After earning a Fulbright Fellowship in 2013, Kristin Van Busum was determined to help small-scale coffee growers in Nicaragua tap into the global coffee market and improve their quality of life.
Van Busum, an Indianapolis native who left a cushy job at a Boston think tank, said despite her good intentions, her plans quickly unraveled. Although she made inroads into the coffee-growing community, her initiative failed to launch.
“When I went down there, I ended up building strong relationships in the community, collected a lot of data and the project completely failed,” she said. “It was humiliating form me and it didn’t work. I was a one-woman show, and the coffee trade is complex and there is a lot of corruption.”
Although her original plan was kaput, Van Busum said one thing stood out during her travels: the children of coffee plantation workers.
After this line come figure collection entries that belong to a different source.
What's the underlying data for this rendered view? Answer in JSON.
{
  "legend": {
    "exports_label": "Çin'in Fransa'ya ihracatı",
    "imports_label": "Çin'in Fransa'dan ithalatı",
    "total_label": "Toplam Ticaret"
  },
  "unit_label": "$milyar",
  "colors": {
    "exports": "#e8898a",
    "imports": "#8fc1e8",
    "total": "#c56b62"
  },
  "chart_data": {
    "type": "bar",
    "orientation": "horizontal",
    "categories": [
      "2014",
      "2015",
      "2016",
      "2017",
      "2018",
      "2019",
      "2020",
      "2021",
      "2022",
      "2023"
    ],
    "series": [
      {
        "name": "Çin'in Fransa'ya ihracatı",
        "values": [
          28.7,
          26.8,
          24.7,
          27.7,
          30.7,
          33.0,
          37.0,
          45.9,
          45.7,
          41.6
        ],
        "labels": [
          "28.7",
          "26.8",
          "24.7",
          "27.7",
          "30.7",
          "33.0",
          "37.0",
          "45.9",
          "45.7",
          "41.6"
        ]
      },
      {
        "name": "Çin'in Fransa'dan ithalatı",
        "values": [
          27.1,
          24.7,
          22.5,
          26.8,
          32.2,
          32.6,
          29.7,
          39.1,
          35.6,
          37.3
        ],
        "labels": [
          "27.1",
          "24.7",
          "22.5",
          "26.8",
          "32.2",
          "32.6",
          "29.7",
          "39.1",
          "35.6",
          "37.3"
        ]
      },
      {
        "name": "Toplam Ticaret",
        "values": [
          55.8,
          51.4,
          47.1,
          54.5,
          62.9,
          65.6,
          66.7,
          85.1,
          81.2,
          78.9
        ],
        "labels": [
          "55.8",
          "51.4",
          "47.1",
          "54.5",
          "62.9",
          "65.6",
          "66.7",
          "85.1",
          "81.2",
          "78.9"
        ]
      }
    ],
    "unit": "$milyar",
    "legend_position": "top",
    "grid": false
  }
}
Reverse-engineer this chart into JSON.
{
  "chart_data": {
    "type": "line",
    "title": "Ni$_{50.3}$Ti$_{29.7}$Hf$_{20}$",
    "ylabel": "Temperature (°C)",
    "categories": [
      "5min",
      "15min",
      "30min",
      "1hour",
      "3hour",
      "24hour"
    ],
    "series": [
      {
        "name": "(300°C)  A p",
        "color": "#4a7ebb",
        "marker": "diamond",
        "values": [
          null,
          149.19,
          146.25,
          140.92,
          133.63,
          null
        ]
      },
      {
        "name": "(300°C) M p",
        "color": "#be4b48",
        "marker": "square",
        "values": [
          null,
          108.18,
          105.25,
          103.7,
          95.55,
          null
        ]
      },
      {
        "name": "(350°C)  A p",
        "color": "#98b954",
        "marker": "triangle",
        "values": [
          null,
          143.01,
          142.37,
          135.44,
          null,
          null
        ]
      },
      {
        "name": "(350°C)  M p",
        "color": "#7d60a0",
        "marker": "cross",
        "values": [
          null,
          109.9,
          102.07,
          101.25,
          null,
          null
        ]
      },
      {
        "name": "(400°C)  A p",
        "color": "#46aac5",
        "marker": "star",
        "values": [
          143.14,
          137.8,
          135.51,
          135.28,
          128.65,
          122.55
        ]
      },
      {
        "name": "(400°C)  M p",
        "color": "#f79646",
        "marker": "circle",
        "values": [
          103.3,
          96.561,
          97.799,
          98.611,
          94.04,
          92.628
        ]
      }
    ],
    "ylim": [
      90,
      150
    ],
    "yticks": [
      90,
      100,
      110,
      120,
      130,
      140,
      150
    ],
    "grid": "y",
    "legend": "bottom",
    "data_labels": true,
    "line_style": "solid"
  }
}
Their lack of education — most never receive schooling past sixth grade — stood out as an area where Van Busum knew she could make a difference.
Children often are left at home while their parents work in the fields, Van Busum said. Instead of going to school, they’re tasked with taking care of siblings, doing chores and preparing food.
“Kids don’t even feel good — there’s all these environmental issues facing children,” she said. “Schools are far away, they are difficult to access and teachers are untrained or unpaid.
“Even if there is a school structure, there is no good teaching in the community.”
That need inspired Van Busum to create Project Alianza, a nonprofit organization that has opened two schools on coffee plantations in Nicaragua. The project, formed in 2014, teaches about 300 children a year and aims to increase that reach.
The schools operate similarly to American elementary schools. Children who are able to attend year after year — some may receive partial schooling because their parents are migrant workers — can receive consistent education through the sixth grade.
“They all need access to school,” Van Busum said. “Their families earn like $3 a day. There are incredibly low resources, and they don’t have much of anything.”
Rick Peyser, a Project Alianza board member with almost three decades of experience in the coffee industry, said the children of coffee workers are in desperate need of education. Children suffer and are trapped in poverty because they’re never formally educated, he said.
“Often times, children are the youngest and least able to communicate with the farm management and are often forgotten,” he said.
Something like Project Alianza, which brings schooling to a coffee plantation, is invaluable, Peyser said.
“It’s a gift that will ultimately lift that child, that child’s family and the country up,” he said. “Supporting educational opportunity is a way to lift many areas out of poverty. It takes a long time.”
Peyser said he was impressed with Project Alianza’s dedication to providing a quality education; it’s the main reason he joined the board. Peyser said his career with Keurig Green Mountain, formerly Green Mountain Coffee Roasters, made him passionate about bettering the lives of coffee plantation workers.
“Unlike here in the United States, access to fundamentals like education are not something you can take for granted,” he said.
Tania Ferrufino, who owns a coffee plantation in Nicaragua with her brother, said educating children is essential to breaking the cycle of poverty. A lot of the potential children have is wasted if they’re not given a formal education, she said.
Ferrufino said she welcomed Project Alianza to her large-scale farm because she already was exploring the possibility of opening a school.
“Before meeting Kristin, my family had been trying to set up the school at Finca Aurora for a few years, but it had become hard to supervise and develop a formal educational structure because most teachers were only transitional and we had no system to hold them accountable,” she said. “When we met Kristin, we were extremely moved by her motivation and very impressed by her and the Project Alianza team.”
Project Alianza betters the lives of coffee workers and their families, which is an issue more farm owners should be concerned with, Ferrufino said. The program is able to seamlessly incorporate national educational standards into its work, which was one of the difficulties Ferrufino faced when she considered opening a school.
“We were finally able to work with a team that was in charge of the school on a daily basis and that had experience on how the educational structures in the country worked,” she said. “Their expertise and strong work ethic has made in a big difference in the lives of the children and their families.”
Van Busum has received support in the Indianapolis community for her work. Stephen Hall, co-founder of Tinker Coffee Co., said he has thrown fundraisers for Project Alianza because he supports its mission. Although the north-side shop doesn’t carry any of the coffee grown on the farms Van Busum works with, Hall said he’s hopeful they will in the future.
“Coffee has this connection to the global economy that we appreciate and understanding the challenges people face at the farm level is captivating to us and supports our mission of making the world a better place through coffee,” Hall said.
Van Busum said she wants to expand Project Alianza to 10 schools and beyond Nicaragua’s borders. The goal is to make education the norm, she said.
“I want to see every child in the coffee lands get access to school,” she said, adding that 300,000 children in the region are laborers. “Really, the end goal is to make education the norm in these communities and not have parents question whether they should put their kids in school.”